All available data at baseline will be analysed descriptively for each intervention group and in total. Categorical data will be summarised by numbers and percentages. Continuous data will be summarised by mean, SD and range if data are normal and median, IQR and range if data are skewed. Minimum and maximum values will also be presented for continuous data. Differences regarding baseline variables will be checked for clinical relevance between the three treatment groups.

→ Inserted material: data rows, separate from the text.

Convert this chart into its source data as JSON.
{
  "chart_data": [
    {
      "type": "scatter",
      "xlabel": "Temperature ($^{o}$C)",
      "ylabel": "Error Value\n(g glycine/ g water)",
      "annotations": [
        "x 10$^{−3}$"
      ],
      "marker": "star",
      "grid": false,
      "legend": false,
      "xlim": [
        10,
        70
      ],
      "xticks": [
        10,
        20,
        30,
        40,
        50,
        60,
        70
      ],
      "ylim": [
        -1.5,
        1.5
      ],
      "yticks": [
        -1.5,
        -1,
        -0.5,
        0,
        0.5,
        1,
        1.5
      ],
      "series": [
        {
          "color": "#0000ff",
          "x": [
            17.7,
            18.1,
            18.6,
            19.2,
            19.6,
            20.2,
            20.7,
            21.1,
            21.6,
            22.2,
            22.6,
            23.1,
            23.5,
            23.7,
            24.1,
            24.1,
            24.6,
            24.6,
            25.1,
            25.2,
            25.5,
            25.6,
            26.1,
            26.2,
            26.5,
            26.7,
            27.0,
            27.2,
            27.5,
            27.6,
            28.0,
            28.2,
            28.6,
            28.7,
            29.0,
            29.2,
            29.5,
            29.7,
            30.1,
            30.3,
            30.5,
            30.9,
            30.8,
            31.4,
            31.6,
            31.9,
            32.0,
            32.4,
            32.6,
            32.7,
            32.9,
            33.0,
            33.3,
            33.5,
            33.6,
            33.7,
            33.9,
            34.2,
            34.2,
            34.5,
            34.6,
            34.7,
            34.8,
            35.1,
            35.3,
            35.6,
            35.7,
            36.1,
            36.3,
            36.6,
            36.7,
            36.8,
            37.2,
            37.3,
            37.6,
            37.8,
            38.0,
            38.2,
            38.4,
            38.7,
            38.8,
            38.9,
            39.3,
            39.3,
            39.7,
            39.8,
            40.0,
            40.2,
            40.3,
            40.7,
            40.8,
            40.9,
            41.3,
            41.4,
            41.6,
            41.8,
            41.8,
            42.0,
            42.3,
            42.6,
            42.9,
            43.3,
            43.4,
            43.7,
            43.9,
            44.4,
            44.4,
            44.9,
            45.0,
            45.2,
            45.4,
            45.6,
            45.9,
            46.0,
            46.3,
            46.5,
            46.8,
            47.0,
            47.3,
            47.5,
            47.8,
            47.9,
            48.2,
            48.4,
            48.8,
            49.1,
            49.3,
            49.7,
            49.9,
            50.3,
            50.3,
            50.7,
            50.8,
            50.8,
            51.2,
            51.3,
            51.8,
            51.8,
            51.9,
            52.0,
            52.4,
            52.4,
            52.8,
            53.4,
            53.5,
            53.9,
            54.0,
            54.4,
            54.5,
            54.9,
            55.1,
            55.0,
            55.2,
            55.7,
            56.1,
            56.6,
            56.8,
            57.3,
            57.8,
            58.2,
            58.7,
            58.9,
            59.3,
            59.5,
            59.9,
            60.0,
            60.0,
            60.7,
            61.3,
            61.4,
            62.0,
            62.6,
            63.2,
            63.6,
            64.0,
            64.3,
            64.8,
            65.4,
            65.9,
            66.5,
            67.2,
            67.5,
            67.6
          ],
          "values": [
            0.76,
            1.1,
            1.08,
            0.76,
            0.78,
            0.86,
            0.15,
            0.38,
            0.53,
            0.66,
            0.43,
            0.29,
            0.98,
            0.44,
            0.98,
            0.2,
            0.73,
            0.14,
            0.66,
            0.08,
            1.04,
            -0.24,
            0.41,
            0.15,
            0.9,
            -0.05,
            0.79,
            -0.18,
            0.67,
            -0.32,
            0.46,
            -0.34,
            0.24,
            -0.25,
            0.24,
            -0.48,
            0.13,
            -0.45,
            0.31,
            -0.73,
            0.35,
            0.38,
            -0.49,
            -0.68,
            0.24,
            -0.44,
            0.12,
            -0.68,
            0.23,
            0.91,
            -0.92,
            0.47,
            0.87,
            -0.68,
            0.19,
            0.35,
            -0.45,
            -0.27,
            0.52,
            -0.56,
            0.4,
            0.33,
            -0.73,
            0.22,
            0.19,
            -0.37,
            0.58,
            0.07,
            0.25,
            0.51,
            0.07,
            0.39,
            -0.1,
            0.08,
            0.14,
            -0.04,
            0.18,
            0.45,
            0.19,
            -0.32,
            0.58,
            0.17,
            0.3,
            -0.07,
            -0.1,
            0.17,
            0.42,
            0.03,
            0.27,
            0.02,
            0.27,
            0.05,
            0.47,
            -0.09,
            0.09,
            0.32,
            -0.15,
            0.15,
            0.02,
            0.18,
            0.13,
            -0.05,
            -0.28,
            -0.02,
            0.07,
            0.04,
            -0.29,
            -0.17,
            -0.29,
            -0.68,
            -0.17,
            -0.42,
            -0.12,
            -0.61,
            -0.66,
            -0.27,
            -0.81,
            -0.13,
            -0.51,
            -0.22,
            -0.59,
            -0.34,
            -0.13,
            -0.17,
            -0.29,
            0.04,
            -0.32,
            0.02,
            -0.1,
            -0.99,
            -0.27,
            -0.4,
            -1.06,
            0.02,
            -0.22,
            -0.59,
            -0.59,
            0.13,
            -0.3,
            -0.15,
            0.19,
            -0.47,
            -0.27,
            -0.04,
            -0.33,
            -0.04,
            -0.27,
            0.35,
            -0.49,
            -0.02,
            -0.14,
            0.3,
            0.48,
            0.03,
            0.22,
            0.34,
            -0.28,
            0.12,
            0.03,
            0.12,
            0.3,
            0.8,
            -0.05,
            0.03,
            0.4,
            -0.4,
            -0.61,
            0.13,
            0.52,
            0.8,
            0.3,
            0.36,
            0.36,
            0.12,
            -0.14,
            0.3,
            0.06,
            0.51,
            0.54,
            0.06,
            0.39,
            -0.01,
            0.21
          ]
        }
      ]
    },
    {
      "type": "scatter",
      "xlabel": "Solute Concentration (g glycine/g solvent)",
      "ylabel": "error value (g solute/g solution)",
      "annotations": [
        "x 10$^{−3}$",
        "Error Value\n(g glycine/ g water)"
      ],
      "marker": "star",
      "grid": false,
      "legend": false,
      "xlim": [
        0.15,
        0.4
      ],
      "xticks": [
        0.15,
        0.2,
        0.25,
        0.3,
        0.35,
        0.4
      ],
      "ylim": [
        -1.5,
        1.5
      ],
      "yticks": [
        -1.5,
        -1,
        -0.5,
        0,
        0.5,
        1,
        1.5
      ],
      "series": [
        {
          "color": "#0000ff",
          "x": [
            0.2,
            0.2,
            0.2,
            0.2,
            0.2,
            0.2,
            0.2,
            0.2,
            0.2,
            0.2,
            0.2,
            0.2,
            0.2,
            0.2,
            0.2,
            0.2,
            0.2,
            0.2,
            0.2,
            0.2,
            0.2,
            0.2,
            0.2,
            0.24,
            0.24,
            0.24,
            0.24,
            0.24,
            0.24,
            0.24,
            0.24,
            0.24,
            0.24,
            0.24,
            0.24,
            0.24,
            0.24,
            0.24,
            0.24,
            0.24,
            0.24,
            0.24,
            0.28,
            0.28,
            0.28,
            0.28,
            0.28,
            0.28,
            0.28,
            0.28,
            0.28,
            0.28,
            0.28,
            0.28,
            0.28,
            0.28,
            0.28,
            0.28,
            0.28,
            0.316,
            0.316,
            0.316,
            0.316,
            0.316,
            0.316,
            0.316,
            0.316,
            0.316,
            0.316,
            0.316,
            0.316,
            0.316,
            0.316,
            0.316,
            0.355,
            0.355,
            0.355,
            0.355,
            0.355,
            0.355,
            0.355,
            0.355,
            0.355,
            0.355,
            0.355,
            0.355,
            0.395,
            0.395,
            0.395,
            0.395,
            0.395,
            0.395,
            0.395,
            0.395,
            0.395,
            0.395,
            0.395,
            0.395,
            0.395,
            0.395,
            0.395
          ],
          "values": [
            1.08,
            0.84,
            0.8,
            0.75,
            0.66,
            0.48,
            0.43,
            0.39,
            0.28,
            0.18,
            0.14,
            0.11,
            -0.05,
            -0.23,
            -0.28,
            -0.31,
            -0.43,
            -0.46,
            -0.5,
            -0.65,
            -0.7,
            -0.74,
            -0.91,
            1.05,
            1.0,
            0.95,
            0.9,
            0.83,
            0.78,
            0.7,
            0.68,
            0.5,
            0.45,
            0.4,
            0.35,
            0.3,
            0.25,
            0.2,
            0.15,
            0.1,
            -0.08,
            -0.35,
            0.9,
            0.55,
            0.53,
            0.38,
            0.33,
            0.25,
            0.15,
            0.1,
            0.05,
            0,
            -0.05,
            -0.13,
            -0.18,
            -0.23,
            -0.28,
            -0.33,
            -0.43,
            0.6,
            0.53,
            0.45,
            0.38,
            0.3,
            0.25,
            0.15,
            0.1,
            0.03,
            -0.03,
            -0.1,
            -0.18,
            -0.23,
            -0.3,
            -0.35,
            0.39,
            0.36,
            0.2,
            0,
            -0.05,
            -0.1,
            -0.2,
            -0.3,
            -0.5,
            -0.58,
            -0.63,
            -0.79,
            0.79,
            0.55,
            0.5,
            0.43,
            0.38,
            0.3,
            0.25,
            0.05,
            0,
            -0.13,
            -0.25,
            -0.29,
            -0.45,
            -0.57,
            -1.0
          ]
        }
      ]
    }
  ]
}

A CONSORT flow diagram will be used to summarise the number of participants who were: assessed for eligibility at screening, were eligible at screening, eligible and randomised, lost to or discontinued the intervention, included in the primary outcome analysis. If possible respondents and non-respondents will be compared.
The analysis of the primary outcome will be performed on the intention to treat population with no imputation of missing data. In the primary analysis, child development scores will be compared to the control group. If outcome data are normally distributed, we will fit linear regression models. If not normally distributed, outcome data will be categorised and logistic regression methods will be used to assess differences between intervention and control groups. Tests will be two-sided with a significance level of 0.05 and 95% Confidence Intervals will also be reported. In case of relevant differences in baseline characteristics additional adjustment(s) for these factors will be performed within the models to address potential confounding.
A stratified analysis will be done for three pair-wise comparisons, i.e. Arm 1 vs. control, Arm 2 vs. control, Arm 1 vs. Arm 2 (as described in 6.2) according to the following subgroups: Partner vs no partner accompaniment and parity.
STATA, Version 15 (StataCorp, College Station, Texas, USA) will be used for all analyses. Missing data and data from those who withdraw from the study will not be interpreted.